Promoted by Alaska’s Katmai National Park social media accounts, Fat Bear Week celebrates the champion bear preppers of the park’s Brooks River who have managed to pack on the most pounds while getting ready for winter’s arrival. Katmai runs a full-on tournament bracket, open for votes on its Facebook page, in order to determine which of fall 2019's bears have best captured the world’s hearts (and fish stocks).

The competition is heated, pitting diligent hunters like the first round’s reigning champ “480 Otis” and challenger “775 Lefty,” described as a “cool customer” and “nervous [Nelly]” respectively, against one another.

While we wait for those results to come in, a second round is also underway featuring “working mom 402" against—and we must stress that these are the Park’s words, not ours—”sexy single sow 854.”

At the time of writing, the third round—”the congenial 151" coming up “against the combative 128"—has just begun, as has the fourth, the junior league.

In order to win, the bears tussle over good fishing territory and, we imagine, raid pic-a-nic baskets filled with cooking lard, protein powder, and comically oversized honey jars.
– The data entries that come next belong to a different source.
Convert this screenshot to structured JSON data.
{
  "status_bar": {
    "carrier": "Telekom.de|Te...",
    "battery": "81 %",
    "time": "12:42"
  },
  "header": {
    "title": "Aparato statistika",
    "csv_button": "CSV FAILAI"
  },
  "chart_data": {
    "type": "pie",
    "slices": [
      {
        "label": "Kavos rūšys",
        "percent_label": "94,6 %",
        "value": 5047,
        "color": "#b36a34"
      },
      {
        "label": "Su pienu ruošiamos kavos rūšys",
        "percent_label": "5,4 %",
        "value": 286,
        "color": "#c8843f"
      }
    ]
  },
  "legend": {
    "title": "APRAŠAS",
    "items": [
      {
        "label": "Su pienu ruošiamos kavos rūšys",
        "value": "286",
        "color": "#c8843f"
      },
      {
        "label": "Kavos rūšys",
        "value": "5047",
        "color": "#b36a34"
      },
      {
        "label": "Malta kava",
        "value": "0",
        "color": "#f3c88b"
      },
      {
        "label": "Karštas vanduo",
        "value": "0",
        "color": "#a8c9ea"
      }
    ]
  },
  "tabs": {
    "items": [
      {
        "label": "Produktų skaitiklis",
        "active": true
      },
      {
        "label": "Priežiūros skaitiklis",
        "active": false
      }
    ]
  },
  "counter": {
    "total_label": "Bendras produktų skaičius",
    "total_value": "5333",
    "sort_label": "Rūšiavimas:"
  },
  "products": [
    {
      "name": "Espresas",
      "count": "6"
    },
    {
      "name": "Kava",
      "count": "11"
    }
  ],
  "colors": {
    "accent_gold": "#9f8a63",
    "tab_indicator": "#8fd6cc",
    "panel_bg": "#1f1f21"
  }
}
The judging involves collecting 3D scans of big flabby bear bodies, a process that allows park staff to monitor the population’s health and share excellent images of bright-green tubby ursine bodies suspended in digital space.

Despite the intense focus required by the bears themselves, nature live streaming site Explore.org has been allowing human onlookers to bask in the glory of Fat Bear Week’s most distinguished competitors while tweeting short biographies that highlight each magnificent beast.

Katmai National Park has also been good enough to remind everyone that if we’d like to enjoy this most special of fall events for years to come, we need to protect the carbo-loading bears’ ecosystems and clean water supply. Look into Otis’ enormous face, wet with river water and fish guts, to understand just how essential a request they’re making.